Voilà trois jours qu'il n'avait quitté le Scarlet rose, un bar lounge dissimulé dans le sous-sol d'un recoin de Manhattan, destination favorite d'une communauté, pour ne pas dire secte, victorienne-gothique-chic fondée deux siècles auparavant. Obscurius, en toute humilité, était le plus jeune fils de l'un des fondateurs de ce lieu au croisement entre mythologie, modernité, et phantasme. Humains et vampires se côtoyaient dans une douce euphorie chargée d'opium, de PVC et d'un catalogue de drogues à faire pâlir tous les rois des cartels. Repère des âmes perdues en quête d'une identité qu'un col à jabot, une paire de bottes d'équitation et un décor aussi sombre qu'élégant pouvaient apporter. Il y régnait un respect naturel, une acceptation d'autrui, à la fois précieux et originaux, que seule une poignée de chanceux découvrait.
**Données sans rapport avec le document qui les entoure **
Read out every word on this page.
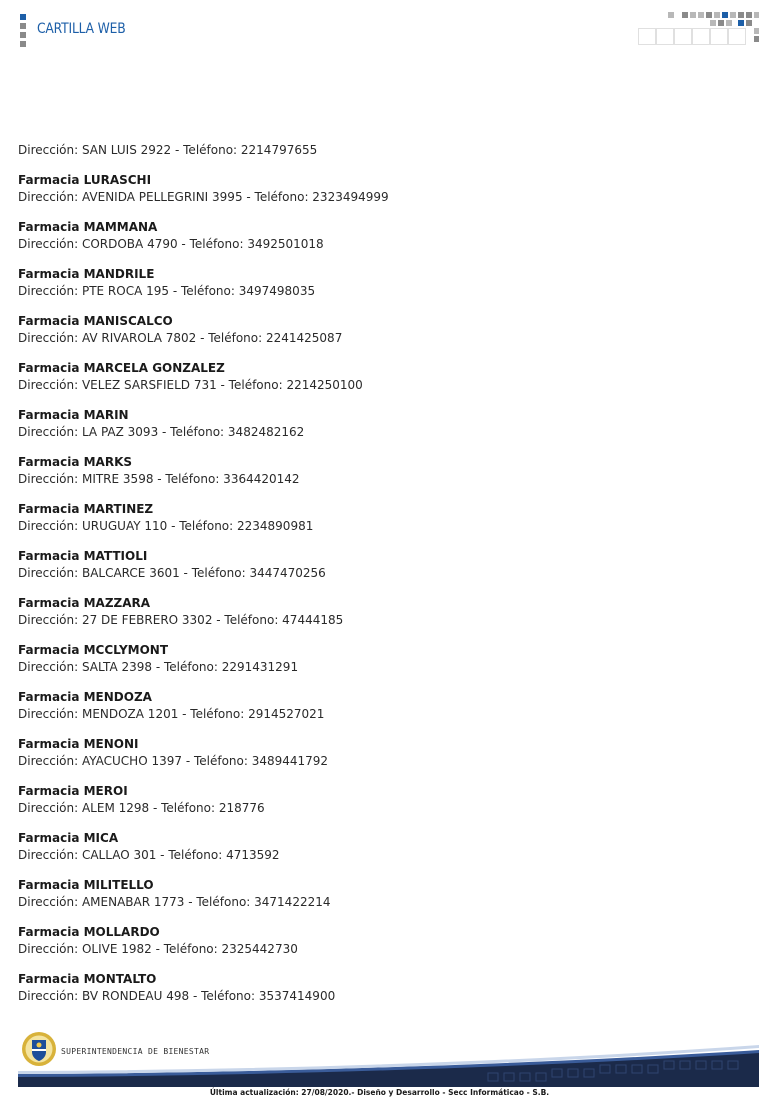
CARTILLA WEB
Dirección: SAN LUIS 2922 - Teléfono: 2214797655
Farmacia LURASCHI
Dirección: AVENIDA PELLEGRINI 3995 - Teléfono: 2323494999
Farmacia MAMMANA
Dirección: CORDOBA 4790 - Teléfono: 3492501018
Farmacia MANDRILE
Dirección: PTE ROCA 195 - Teléfono: 3497498035
Farmacia MANISCALCO
Dirección: AV RIVAROLA 7802 - Teléfono: 2241425087
Farmacia MARCELA GONZALEZ
Dirección: VELEZ SARSFIELD 731 - Teléfono: 2214250100
Farmacia MARIN
Dirección: LA PAZ 3093 - Teléfono: 3482482162
Farmacia MARKS
Dirección: MITRE 3598 - Teléfono: 3364420142
Farmacia MARTINEZ
Dirección: URUGUAY 110 - Teléfono: 2234890981
Farmacia MATTIOLI
Dirección: BALCARCE 3601 - Teléfono: 3447470256
Farmacia MAZZARA
Dirección: 27 DE FEBRERO 3302 - Teléfono: 47444185
Farmacia MCCLYMONT
Dirección: SALTA 2398 - Teléfono: 2291431291
Farmacia MENDOZA
Dirección: MENDOZA 1201 - Teléfono: 2914527021
Farmacia MENONI
Dirección: AYACUCHO 1397 - Teléfono: 3489441792
Farmacia MEROI
Dirección: ALEM 1298 - Teléfono: 218776
Farmacia MICA
Dirección: CALLAO 301 - Teléfono: 4713592
Farmacia MILITELLO
Dirección: AMENABAR 1773 - Teléfono: 3471422214
Farmacia MOLLARDO
Dirección: OLIVE 1982 - Teléfono: 2325442730
Farmacia MONTALTO
Dirección: BV RONDEAU 498 - Teléfono: 3537414900
SUPERINTENDENCIA DE BIENESTAR
Última actualización: 27/08/2020.- Diseño y Desarrollo - Secc Informáticao - S.B.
Ici les poignets s'offraient aux crocs, les lèvres aux bouches, et les narines s'imprégnaient de la plus douce des neiges.

— Si l'on doit me tuer, que mon heure sonne à l'instant et je serai en paix, murmura Obscurius en rejetant sa tête dans un coussin.

— Si l'on doit te tuer, alors que mon corps dardé d'un poignard soit ton ultime oreiller, lui répondit son goûter.

— Les dieux n'égalent pas la force de mon amour, épouse-moi ! s'exclama le vampire avant de reprendre une gorgée du breuvage chargé en opioïdes.

— Je le veux mon carnivore d'amour ! Fait de moi ton immortelle âme sœur.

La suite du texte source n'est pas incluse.